Crowd-sourcing weather info isn't new, but more and more companies are tapping people power. Last month, U.S. weather news provider AccuWeather launched its first direct consumer crowd-sourcing feature, AccUcast. The service draws on real-time weather and road conditions submitted by users of the AccuWeather iOS app. Users can select from conditions such as "partly cloudy" and road conditions such as "reduced visibility." Each report is represented by a pin on an interactive animated global weather map.
"We receive and manage more than 12 billion data requests every day," AccuWeather's president of digital media, Steve Smith, said via email. "Our team takes this information and uses a combination of proprietary algorithms, expert system modeling, unique foundational datasets and the experience of more than 100 meteorologists to deliver trusted weather reporting for any location on Earth."
Some experts caution, though, that crowd-sourced weather isn't yet as reliable as it's made out to be.
"Most of the crowd-sourcing claims are hype with little basis," Cliff Mass, a professor of atmospheric sciences at the University of Washington who has a prominent blog about the weather, said via email.
The exception is pressure readings from phones, said Mass, who coauthored a paper in the Bulletin of the American Meteorological Society outlining what the coming network of hundreds of millions of smartphones with barometers means for forecasting.
Already, apps such as WeatherSignal and PressureNet, which can measure barometric pressure, are gaining traction and attracting the attention of meteorologists.
When acclaimed iOS weather app Dark Sky, which also uses the crowd, announced an update in June, it included support for pressure readings from the iPhone 6, the first Apple phone to pack a barometer.
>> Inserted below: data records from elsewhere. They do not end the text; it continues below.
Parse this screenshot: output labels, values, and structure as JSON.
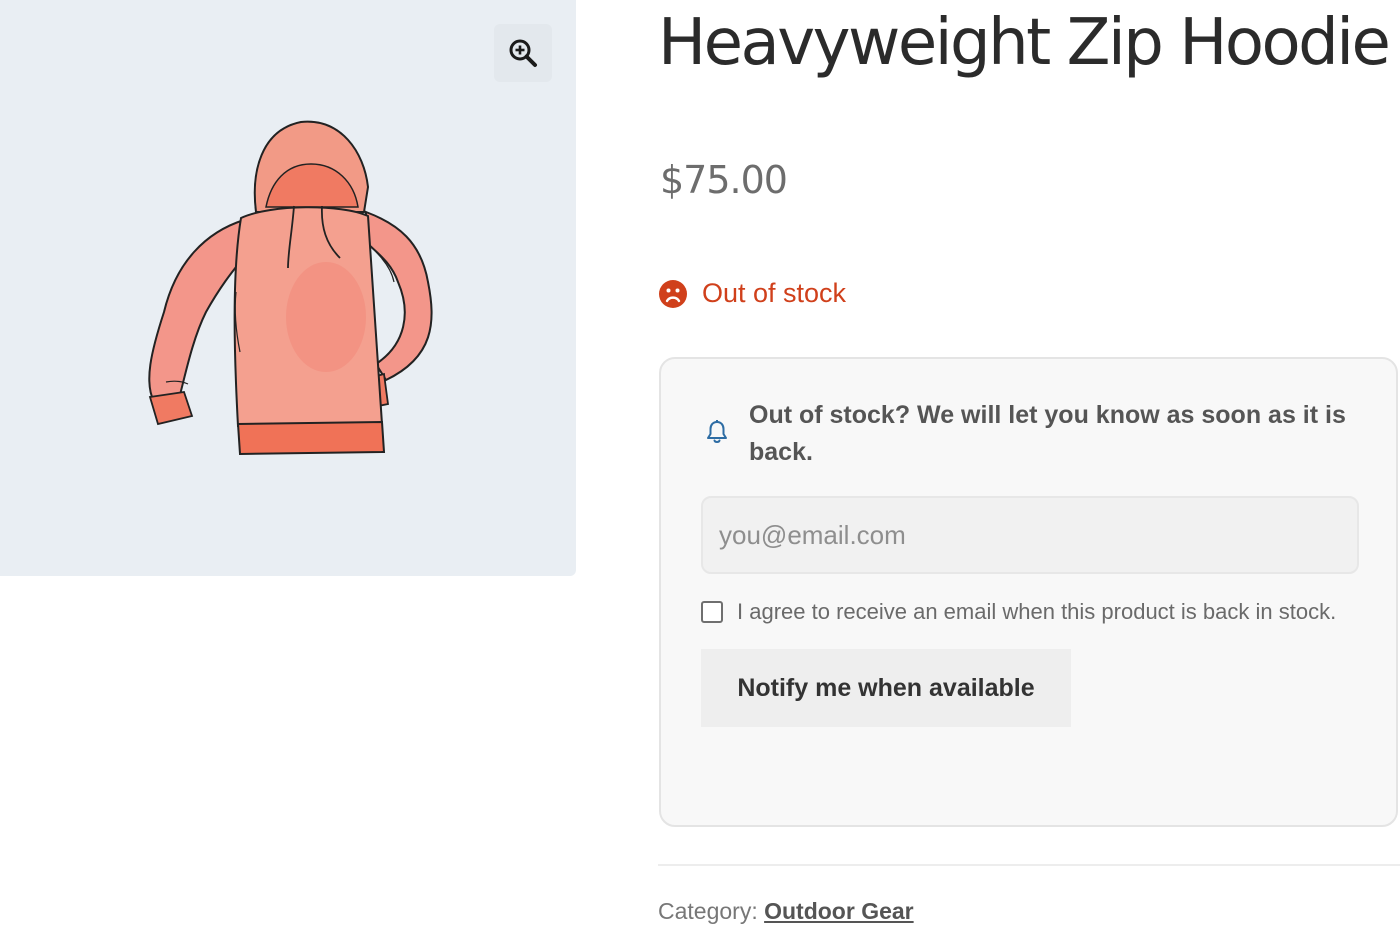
{
  "product": {
    "title": "Heavyweight Zip Hoodie",
    "price": "$75.00",
    "stock_status": "Out of stock",
    "image_alt": "Heavyweight Zip Hoodie"
  },
  "notify": {
    "message": "Out of stock? We will let you know as soon as it is back.",
    "email_placeholder": "you@email.com",
    "consent_label": "I agree to receive an email when this product is back in stock.",
    "button_label": "Notify me when available"
  },
  "meta": {
    "category_label": "Category:",
    "category_value": "Outdoor Gear"
  },
  "icons": {
    "zoom": "zoom-in-icon",
    "stock": "sad-face-icon",
    "notify": "bell-icon"
  },
  "colors": {
    "out_of_stock": "#d0401b",
    "bell": "#2e6da4",
    "hoodie": "#f08b78"
  }
}
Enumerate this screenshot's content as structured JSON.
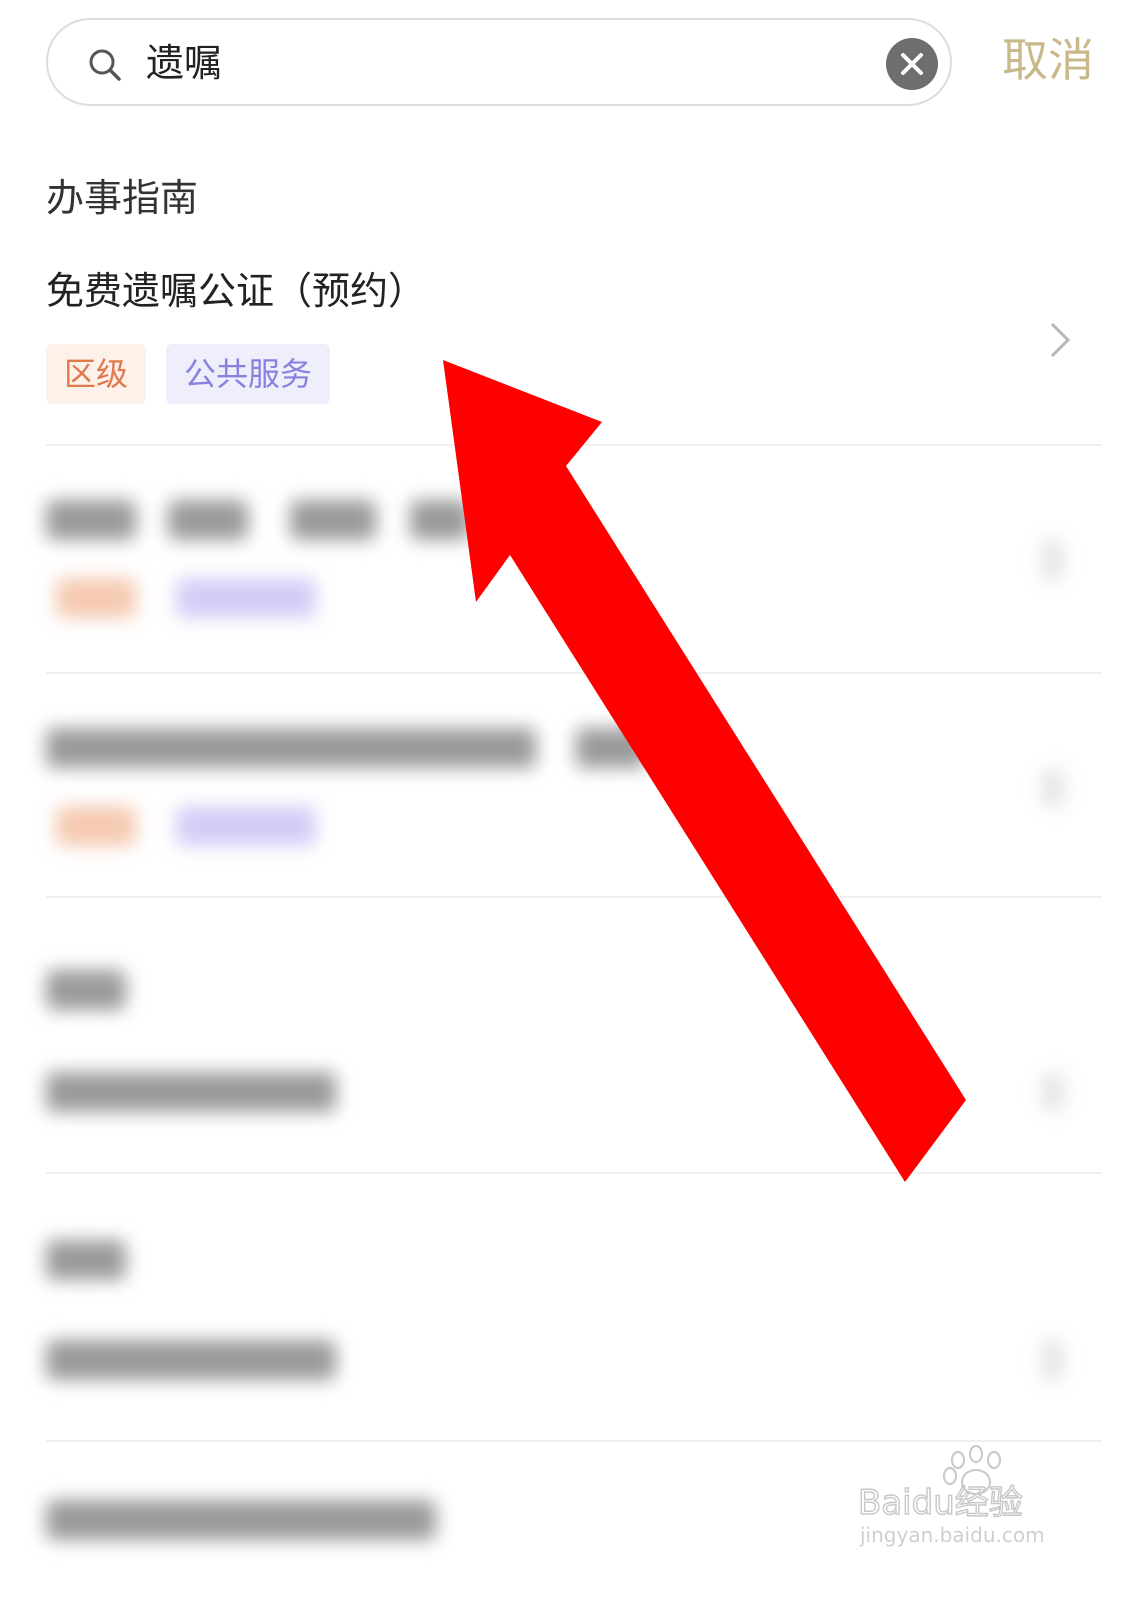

Pressure sensors have been in other smartphones for some time, but the iPhone’s popularity is helping turn mobile devices into a useful sensor network that can help with forecasting.
Dedicated weather stations at fixed locations are another important source of weather data supplied by the crowd, Mass said.
"Smartphones are an excellent delivery tool of weather information, but no one has proved it to be a useful weather observation tool."